If you see that 40% of your goroutine latency was spent blocked on a single mutex, congratulations, you’ve just found a major contention point. Clicking into that category will show you the exact stack trace that was holding the lock, leading you directly to the line of code you need to fix.

A Realistic Example: The Hidden Mutex Contention

Let’s say you have a simple function that uses a mutex to guard a shared counter. It seems fine, but under load, it performs terribly.

package main

import (
    "sync"
    "runtime/trace"
    "os"
)

var (
    counter int
    mu      sync.Mutex
)

func increment() {
    mu.Lock()
    defer mu.Unlock()
    counter++ // This is our critical section.
}

func main() {
    f, _ := os.Create("contention.out")
    defer f.Close()
    trace.Start(f)
    defer trace.Stop()

    var wg sync.WaitGroup
    for i := 0; i < 10000; i++ {
        wg.Add(1)
        go func() {
            defer wg.Done()
            increment()
        }()
    }
    wg.Wait()
}

When you trace this, you won’t see much CPU activity because the program is mostly blocked. In the “Goroutine analysis” view, you’ll see a huge number of goroutines blocked in semaphore acquisition (which is how the runtime represents mutexes). The view trace will show a comical scene: one goroutine briefly running on a CPU to increment the counter, while dozens of others are parked in the runnable state, waiting for their tiny turn with the lock. The fix, of course, might be to use a sync/atomic operation or a different structuring, but the trace pinpointed the exact nature of the problem instantly.
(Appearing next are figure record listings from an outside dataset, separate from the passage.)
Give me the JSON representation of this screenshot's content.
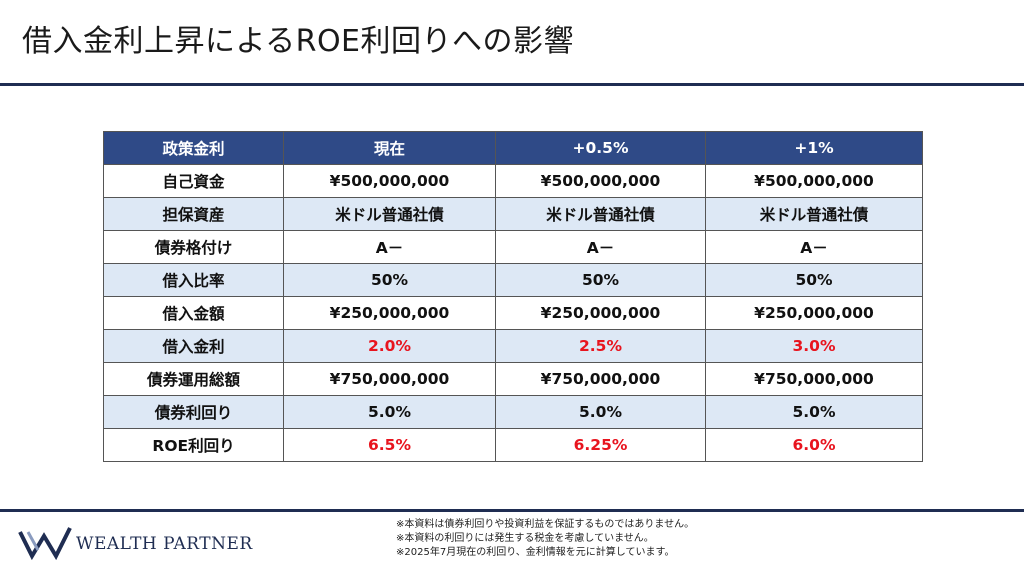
{
  "page": {
    "title": "借入金利上昇によるROE利回りへの影響"
  },
  "table": {
    "headers": [
      "政策金利",
      "現在",
      "+0.5%",
      "+1%"
    ],
    "rows": [
      {
        "label": "自己資金",
        "values": [
          "¥500,000,000",
          "¥500,000,000",
          "¥500,000,000"
        ],
        "highlight": false
      },
      {
        "label": "担保資産",
        "values": [
          "米ドル普通社債",
          "米ドル普通社債",
          "米ドル普通社債"
        ],
        "highlight": false
      },
      {
        "label": "債券格付け",
        "values": [
          "A－",
          "A－",
          "A－"
        ],
        "highlight": false
      },
      {
        "label": "借入比率",
        "values": [
          "50%",
          "50%",
          "50%"
        ],
        "highlight": false
      },
      {
        "label": "借入金額",
        "values": [
          "¥250,000,000",
          "¥250,000,000",
          "¥250,000,000"
        ],
        "highlight": false
      },
      {
        "label": "借入金利",
        "values": [
          "2.0%",
          "2.5%",
          "3.0%"
        ],
        "highlight": true
      },
      {
        "label": "債券運用総額",
        "values": [
          "¥750,000,000",
          "¥750,000,000",
          "¥750,000,000"
        ],
        "highlight": false
      },
      {
        "label": "債券利回り",
        "values": [
          "5.0%",
          "5.0%",
          "5.0%"
        ],
        "highlight": false
      },
      {
        "label": "ROE利回り",
        "values": [
          "6.5%",
          "6.25%",
          "6.0%"
        ],
        "highlight": true
      }
    ]
  },
  "footer": {
    "logo_text": "WEALTH PARTNER",
    "notes": [
      "※本資料は債券利回りや投資利益を保証するものではありません。",
      "※本資料の利回りには発生する税金を考慮していません。",
      "※2025年7月現在の利回り、金利情報を元に計算しています。"
    ]
  },
  "colors": {
    "header_bg": "#2f4a87",
    "alt_row_bg": "#dde8f5",
    "highlight_text": "#e8141e",
    "rule": "#1f2d52"
  }
}
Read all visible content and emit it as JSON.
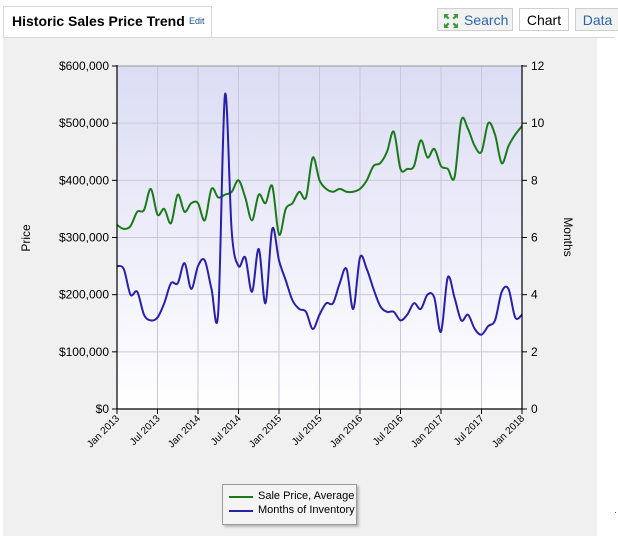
{
  "header": {
    "title": "Historic Sales Price Trend",
    "edit_label": "Edit",
    "tabs": {
      "search": "Search",
      "chart": "Chart",
      "data": "Data"
    },
    "search_icon": "expand-arrows-icon"
  },
  "colors": {
    "sale_price": "#1a7a1a",
    "inventory": "#2a1fa8",
    "plot_top": "#dcdcf5",
    "plot_bottom": "#ffffff",
    "grid": "#c8c8d8"
  },
  "chart_data": {
    "type": "line",
    "title": "Historic Sales Price Trend",
    "ylabel": "Price",
    "y2label": "Months",
    "ylim": [
      0,
      600000
    ],
    "y2lim": [
      0,
      12
    ],
    "y_ticks": [
      "$0",
      "$100,000",
      "$200,000",
      "$300,000",
      "$400,000",
      "$500,000",
      "$600,000"
    ],
    "y2_ticks": [
      "0",
      "2",
      "4",
      "6",
      "8",
      "10",
      "12"
    ],
    "x_ticks": [
      "Jan 2013",
      "Jul 2013",
      "Jan 2014",
      "Jul 2014",
      "Jan 2015",
      "Jul 2015",
      "Jan 2016",
      "Jul 2016",
      "Jan 2017",
      "Jul 2017",
      "Jan 2018"
    ],
    "x_range_months": [
      0,
      60
    ],
    "legend": [
      "Sale Price, Average",
      "Months of Inventory"
    ],
    "legend_position": "bottom-center",
    "series": [
      {
        "name": "Sale Price, Average",
        "axis": "left",
        "values": [
          322000,
          315000,
          320000,
          345000,
          348000,
          385000,
          340000,
          350000,
          325000,
          375000,
          345000,
          360000,
          360000,
          330000,
          385000,
          370000,
          375000,
          380000,
          400000,
          370000,
          330000,
          375000,
          360000,
          390000,
          305000,
          350000,
          360000,
          380000,
          370000,
          440000,
          400000,
          385000,
          380000,
          385000,
          380000,
          380000,
          385000,
          400000,
          425000,
          430000,
          450000,
          485000,
          420000,
          420000,
          425000,
          470000,
          440000,
          455000,
          425000,
          420000,
          405000,
          505000,
          490000,
          460000,
          450000,
          500000,
          480000,
          430000,
          460000,
          480000,
          495000
        ]
      },
      {
        "name": "Months of Inventory",
        "axis": "right",
        "values": [
          5.0,
          4.9,
          4.0,
          4.1,
          3.3,
          3.1,
          3.2,
          3.7,
          4.4,
          4.4,
          5.1,
          4.2,
          5.0,
          5.2,
          4.2,
          3.4,
          11.0,
          6.2,
          5.0,
          5.3,
          4.1,
          5.6,
          3.7,
          6.3,
          5.2,
          4.5,
          3.8,
          3.5,
          3.4,
          2.8,
          3.3,
          3.7,
          3.7,
          4.4,
          4.9,
          3.5,
          5.3,
          4.9,
          4.2,
          3.6,
          3.4,
          3.4,
          3.1,
          3.3,
          3.7,
          3.5,
          4.0,
          3.9,
          2.7,
          4.6,
          3.9,
          3.1,
          3.3,
          2.8,
          2.6,
          2.9,
          3.1,
          4.1,
          4.2,
          3.2,
          3.3
        ]
      }
    ]
  }
}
Best Practices and Pitfalls

  1. Trace the Right Thing: Tracing adds overhead. Don’t trace your entire 8-hour production run. Isolate the specific operation that’s slow (a single API call, a batch job) and trace just that.
  2. The Time Problem: The trace view’s default time units are nanoseconds. Your brain doesn’t think in nanoseconds. Use the timeline to identify relative problems—“this blocking event is 1000x longer than that one”—not absolute ones.
  3. Correlation is Key: The tracer is phenomenal at showing the effect (blocked goroutines) and the cause (e.g., a GC stall, a network wait). Your job is to connect the two by clicking around. The stack traces in the detail view are your best friend.
  4. It’s Not a Crystal Ball: The tracer shows you what the runtime did, not what you expected it to do. Be prepared to have your assumptions shattered. I’ve seen traces that revealed latency was due to a time.Sleep() call in a vendor dependency I’d never even read. The tracer doesn’t lie.

The go tool trace is the most powerful tool for understanding the concurrent behavior of your application. It has a learning curve steeper than a simple pprof flame graph, but the insight it provides into the scheduler’s mind is absolutely unparalleled. Master it, and you’ll stop guessing about performance and start knowing.